We are given: - Initial volume of the gas in the tank (V1) = 6.0 L - Initial pressure of the gas in the tank (P1) = 2 MPa = 2000 kPa - Volume of each balloon (V2) = 2.00 L - Pressure of gas in each balloon (P2) = 101.3 kPa Since the temperature remains constant, we will use Boyle's Law, which states that the product of the initial pressure and volume of gas is equal to the final pressure and volume (P1 × V1 = P2 × V2).

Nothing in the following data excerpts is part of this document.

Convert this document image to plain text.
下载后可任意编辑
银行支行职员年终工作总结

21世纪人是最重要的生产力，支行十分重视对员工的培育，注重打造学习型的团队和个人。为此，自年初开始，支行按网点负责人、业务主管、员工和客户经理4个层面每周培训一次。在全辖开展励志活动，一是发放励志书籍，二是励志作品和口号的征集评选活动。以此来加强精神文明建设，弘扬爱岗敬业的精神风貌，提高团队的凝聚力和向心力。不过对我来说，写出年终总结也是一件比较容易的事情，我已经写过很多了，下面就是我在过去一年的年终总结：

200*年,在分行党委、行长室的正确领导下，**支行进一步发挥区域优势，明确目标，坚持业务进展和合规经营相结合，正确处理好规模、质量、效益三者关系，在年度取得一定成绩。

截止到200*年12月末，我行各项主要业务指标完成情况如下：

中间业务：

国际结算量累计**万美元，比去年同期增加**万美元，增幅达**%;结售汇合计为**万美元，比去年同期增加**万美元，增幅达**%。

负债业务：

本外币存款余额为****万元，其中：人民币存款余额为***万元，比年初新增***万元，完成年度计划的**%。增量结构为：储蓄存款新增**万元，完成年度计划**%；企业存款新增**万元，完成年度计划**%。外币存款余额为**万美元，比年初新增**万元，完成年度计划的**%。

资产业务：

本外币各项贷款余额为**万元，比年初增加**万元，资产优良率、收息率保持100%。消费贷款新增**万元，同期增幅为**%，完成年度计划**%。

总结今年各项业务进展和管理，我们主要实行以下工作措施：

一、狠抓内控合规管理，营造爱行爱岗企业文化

To calculate the maximum number of balloons, we will first determine the number of balloons that can be inflated without depleting the tank's pressure to below 101.3 kPa. First, calculate the final volume of the gas remaining in the tank (Vf = V1 × (P1 / P2)): \(V_f = V_1 \times (\frac{P_1}{P_2})\) Plugging in the given values: \(V_f = 6.0\,\text{L} \times (\frac{2000\text{kPa}}{101.3\text{kPa}})\) \(V_f \approx 118.56\,\text{L}\) Since the tank cannot deplete below 101.3 kPa, we need to ensure that at least 6 L of gas remains in the tank. So, the available volume of gas that can be used to inflate the balloons is: \(V_\text{usable} = V_f - V_1 = 118.56\,\text{L} - 6.0\,\text{L} = 112.56\,\text{L}\) Now, divide the available volume of gas by the volume of each balloon to find the number of balloons that can be inflated: \(\text{Number of balloons} = \frac{V_\text{usable}}{V_2} = \frac{112.56\,\text{L}}{2.00\,\text{L}} \approx 56.28\)

Since we cannot inflate a fraction of a balloon, we round down to the nearest whole number: Number of balloons = 56 Hence, 56 balloons can be inflated to a pressure of 101.3 kPa using the helium gas in the 6.0-L tank, without depleting the tank's pressure below 101.3 kPa.